Lawrence Ma Speaks About Hong Kong Diamond Market

There are debates on the issue whether China is a developing country or it already belongs to advanced developed countries. You will find solid arguments speaking for one and denying the other. But this is not the main point of this topic. What can be truly said about Chinese people is that their buying ability is getting higher year by year. Auctions taking place in Hong Kong bring huge revenues that can’t be easily paid in Europe. Alongside various economic branches diamond one is also going strong.
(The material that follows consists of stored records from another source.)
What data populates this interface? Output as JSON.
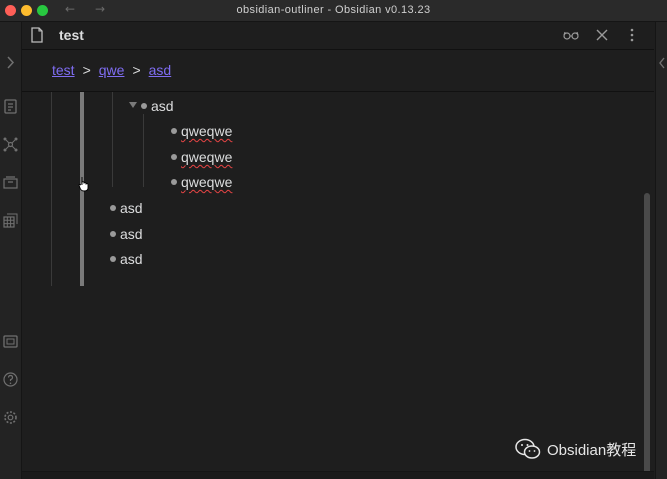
{
  "window": {
    "title": "obsidian-outliner - Obsidian v0.13.23",
    "nav_back_glyph": "←",
    "nav_forward_glyph": "→"
  },
  "left_ribbon": {
    "icons": [
      "collapse-arrow-icon",
      "open-quick-switcher-icon",
      "graph-view-icon",
      "archive-icon",
      "grid-icon",
      "vault-icon",
      "help-icon",
      "settings-icon"
    ]
  },
  "view_header": {
    "title": "test",
    "actions": [
      "reading-view-icon",
      "close-icon",
      "more-options-icon"
    ]
  },
  "breadcrumb": {
    "items": [
      "test",
      "qwe",
      "asd"
    ],
    "separator": ">"
  },
  "outline": {
    "parent": "asd",
    "children": [
      "qweqwe",
      "qweqwe",
      "qweqwe"
    ],
    "siblings": [
      "asd",
      "asd",
      "asd"
    ]
  },
  "watermark": {
    "text": "Obsidian教程"
  },
  "colors": {
    "accent": "#7f6df2",
    "background": "#1e1e1e",
    "text": "#dcddde",
    "spellcheck": "#e84545"
  }
}
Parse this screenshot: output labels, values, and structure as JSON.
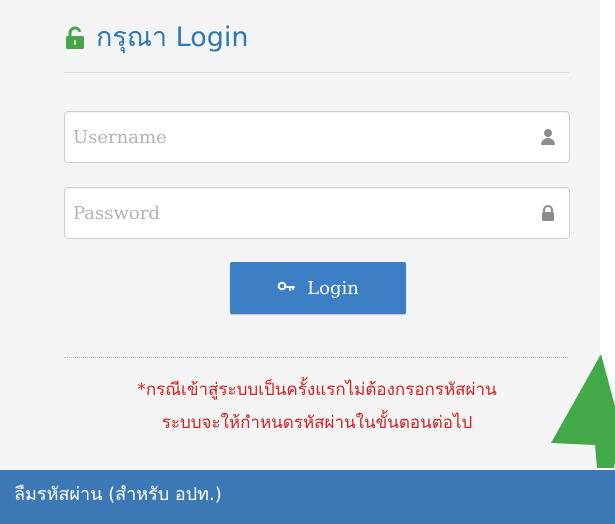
{
  "colors": {
    "panel_background": "#f4f4f4",
    "title": "#2f78b7",
    "lock_icon": "#47a647",
    "button_background": "#3c7fc4",
    "button_text": "#ffffff",
    "notice_text": "#d32222",
    "arrow": "#43a84a",
    "footer_background": "#3d78b6",
    "footer_text": "#ffffff",
    "field_border": "#cfcfcf",
    "field_icon": "#8c8c8c"
  },
  "icons": {
    "title": "unlock-icon",
    "username": "user-icon",
    "password": "lock-icon",
    "login_button": "key-icon",
    "decorative_arrow": "green-arrow"
  },
  "login": {
    "title": "กรุณา Login",
    "username_placeholder": "Username",
    "password_placeholder": "Password",
    "button_label": "Login"
  },
  "notice": {
    "line1": "*กรณีเข้าสู่ระบบเป็นครั้งแรกไม่ต้องกรอกรหัสผ่าน",
    "line2": "ระบบจะให้กำหนดรหัสผ่านในขั้นตอนต่อไป"
  },
  "footer": {
    "forgot_password_link": "ลืมรหัสผ่าน (สำหรับ อปท.)"
  }
}
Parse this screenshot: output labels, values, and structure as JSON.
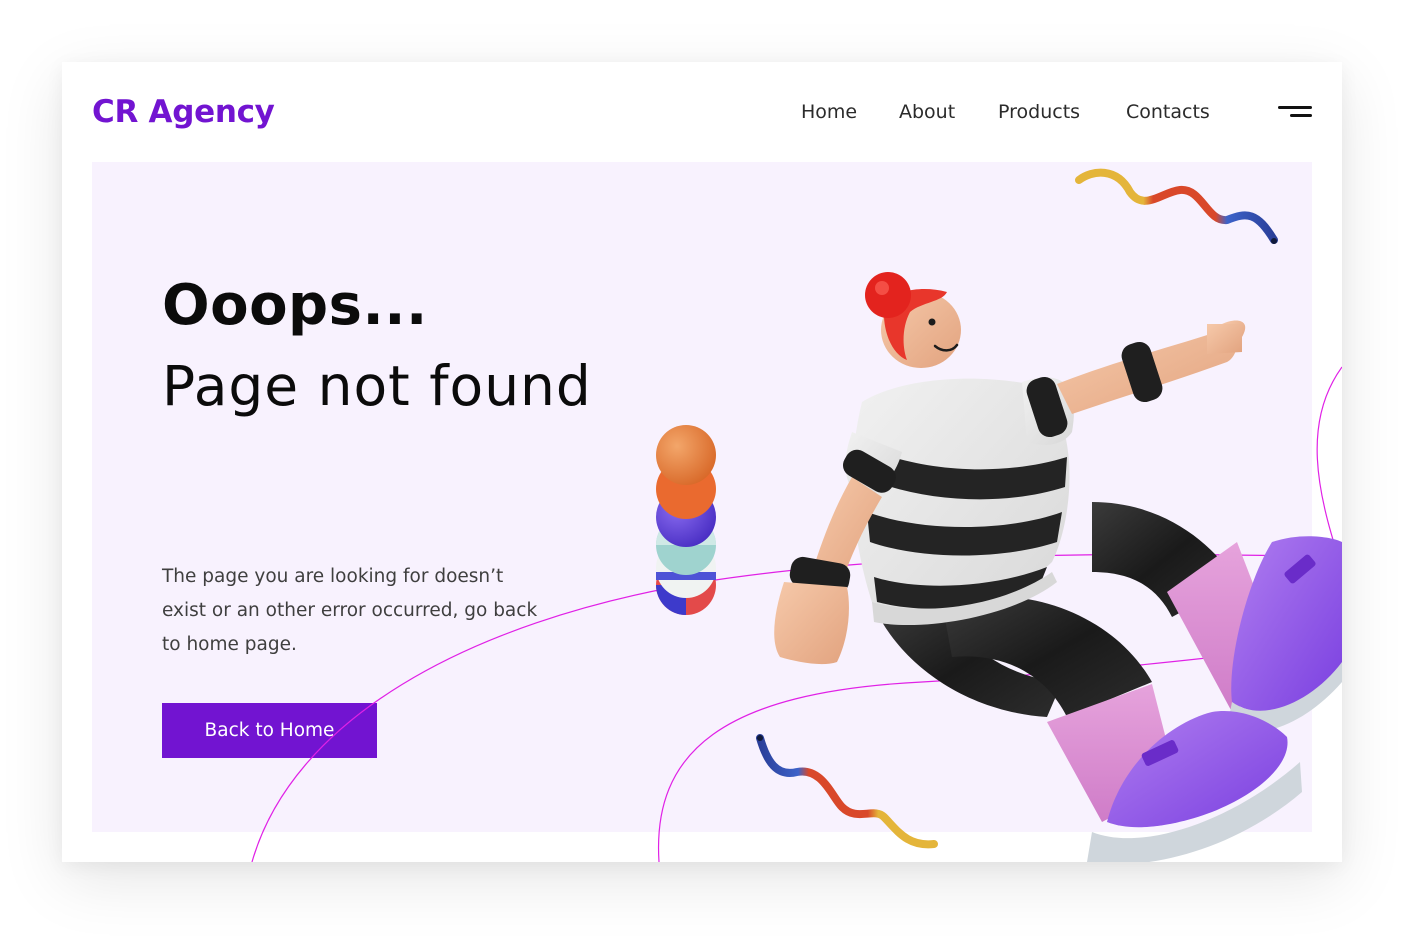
{
  "brand": {
    "name": "CR Agency"
  },
  "nav": {
    "items": [
      {
        "label": "Home"
      },
      {
        "label": "About"
      },
      {
        "label": "Products"
      },
      {
        "label": "Contacts"
      }
    ],
    "menu_icon": "hamburger-menu-icon"
  },
  "hero": {
    "title_line1": "Ooops...",
    "title_line2": "Page not found",
    "description": "The page you are looking for doesn’t exist or an other error occurred, go back to home page.",
    "button_label": "Back to Home",
    "illustration": "3d-character-flying-illustration"
  },
  "colors": {
    "brand": "#7214d1",
    "hero_background": "#f8f2fe",
    "text": "#0b0b0b",
    "accent_line": "#e021e6"
  }
}
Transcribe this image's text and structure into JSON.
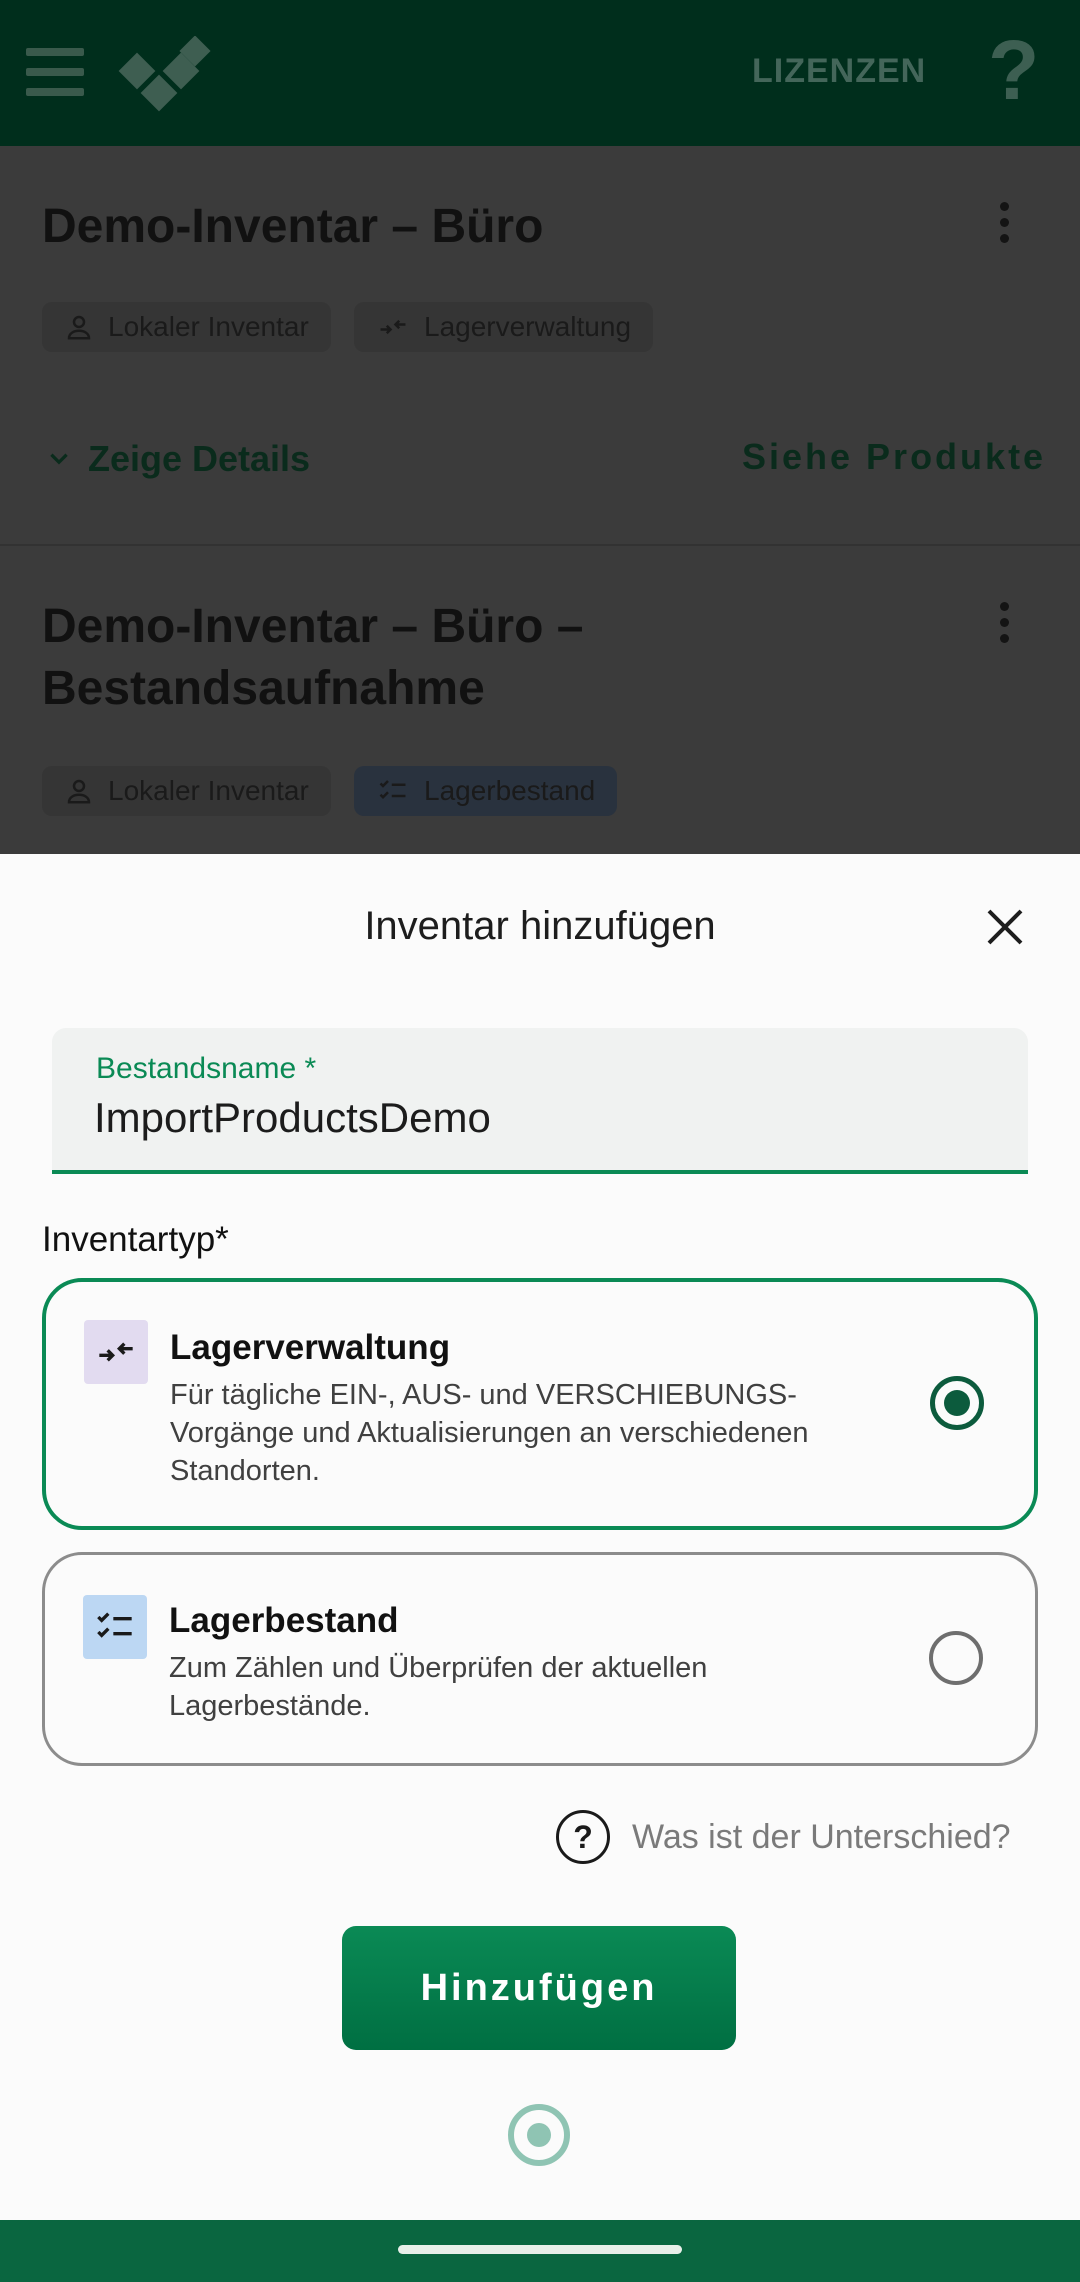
{
  "appbar": {
    "licenses_label": "LIZENZEN",
    "help_label": "?"
  },
  "inventories": [
    {
      "title": "Demo-Inventar – Büro",
      "chips": [
        "Lokaler Inventar",
        "Lagerverwaltung"
      ],
      "details_label": "Zeige Details",
      "products_label": "Siehe Produkte"
    },
    {
      "title_line1": "Demo-Inventar – Büro –",
      "title_line2": "Bestandsaufnahme",
      "chips": [
        "Lokaler Inventar",
        "Lagerbestand"
      ]
    }
  ],
  "dialog": {
    "title": "Inventar hinzufügen",
    "name_field": {
      "label": "Bestandsname *",
      "value": "ImportProductsDemo"
    },
    "type_label": "Inventartyp*",
    "options": [
      {
        "title": "Lagerverwaltung",
        "description": "Für tägliche EIN-, AUS- und VERSCHIEBUNGS-Vorgänge und Aktualisierungen an verschiedenen Standorten.",
        "selected": true
      },
      {
        "title": "Lagerbestand",
        "description": "Zum Zählen und Überprüfen der aktuellen Lagerbestände.",
        "selected": false
      }
    ],
    "difference_icon": "?",
    "difference_label": "Was ist der Unterschied?",
    "add_button": "Hinzufügen"
  },
  "colors": {
    "accent": "#0a8a55",
    "appbar": "#002e1c",
    "navbar": "#0a6640"
  }
}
Lawrence Ma knows more about that:

“In general, I am optimistic,” said Lawrence Ma, founding president and chairman of the Diamond Federation of Hong Kong, speaking about the diamond business conducted in the city at the international jewelry show in March. “Local consumption is not bad. We basically have full employment and the retail business is not doing badly.”
Ma made the comments in a wide-ranging exclusive interview with Rapaport Magazine conducted on the floor of the Hong Kong show. He pointed out that industry performance differs depending on which segment of the market you look at. Retail sales continue to be strong, driven largely by demand from Mainland consumers. “With the difference in price levels between Hong Kong and China, the customers will continue to come,” he said, noting that Mainland Chinese consumers have both the urge and the money to buy. The problem, according to Ma, is that they are mostly attracted to the big-name brands, so local companies that do not have the same brand recognition, yet face the same costs as the bigger companies in terms of rent, labor costs and inflation “might suffer.”
The wholesale market has improved in recent months as people have started to replenish stock. “Consumption over the Chinese New Year was good, so I expect a better March,” Ma said. But he acknowledged that doesn’t mean business was good for everyone. “It depends which goods you deal in. I think there is less supply of small diamonds than the market wants, such as smaller diamonds that are used in fashionable diamond jewelry items, and the 20-pointers to 4-grainers are doing quite well.”
Demand for VVS generally has been weak because consumers and retailers are not prepared to pay 10 percent to 15 percent more for these stones than for VS, but Ma is of the opinion that in time the market for these stones will correct itself. Profit margins for manufacturers and diamond polishers have improved although they are not yet as high as they would like. “Certain sizes and qualities of rough have been going up in price and that has been reflected in the retail demand and the demand for polished goods,” Ma said.

Growing Wedding Market
“Between 15 million and 20 million couples get married every year in China and the growing trend is that more and more of these couples will want a diamond ring,” Ma said. “And the demand for gold jewelry will not fade,” he noted, adding that the clampdown by the Chinese government on corruption has not significantly impacted retail jewelry sales. “The 20 percent difference in tax between Hong Kong and China keeps customers crossing the border to buy their jewelry.”
Purchasing power in China is strong. “In all our companies in China in 2013, the salary increase was 5 percent to 20 percent. People have more money in their pockets,” Ma said.
A spokesperson for Continental Jewellery Manufacturing Ltd., which focuses mainly on nonAsian markets, said “bridal jewelry is strong” and the company sees a trend toward people buying more classic jewelry such as wedding bands, solitaires and tennis bracelets from their current suppliers. “The market has been soft so buyers are keen to work with their existing suppliers. We see closer buyer-supplier relationships than before,” the spokesperson said.

More Synthetic Diamonds
“It is critical for people in the diamond industry who are dealing with natural diamonds to have the capability to distinguish them through their supply channel or their own internal system, so they can screen the products they deliver to their customers to ensure the diamond content is natural,” Ma said. “Synthetic diamonds are here to stay. There will be more of them as time progresses and they will become cheaper.”
Ma emphasized that there is nothing wrong with synthetic diamonds so long as they are properly disclosed. “If you sell a synthetic diamond, you must specify that that is what it is. You should not say it is a diamond.” Ma was very positive about the recent installation by the Gemological Institute of America (GIA) of a synthetic diamond detector at the Hong Kong Diamond Bourse. “This will help us offer our members a very convenient and inexpensive way to protect their own integrity and their business,” he said. The bourse has plans to increase awareness among its members of the synthetics coming onto the market and how they can protect themselves. Many smaller companies don’t have such a machine and “can be tricked into acquiring synthetic stones,” he said.

Jewelry Exports Gain
The Hong Kong Trade Development Council (HKTDC) reported that the Export Index for the first quarter of 2014 rebounded sharply from the previous quarter, climbing to 48.1 from 38.5. Nicholas Kwan, director of research at HKTDC, said the index was still below the watershed of 50, indicating that export confidence for the immediate future remained slightly pessimistic. There was an all-around improvement across all products and markets in the first quarter, with the index for the jewelry industry rising from 38 to 48.5.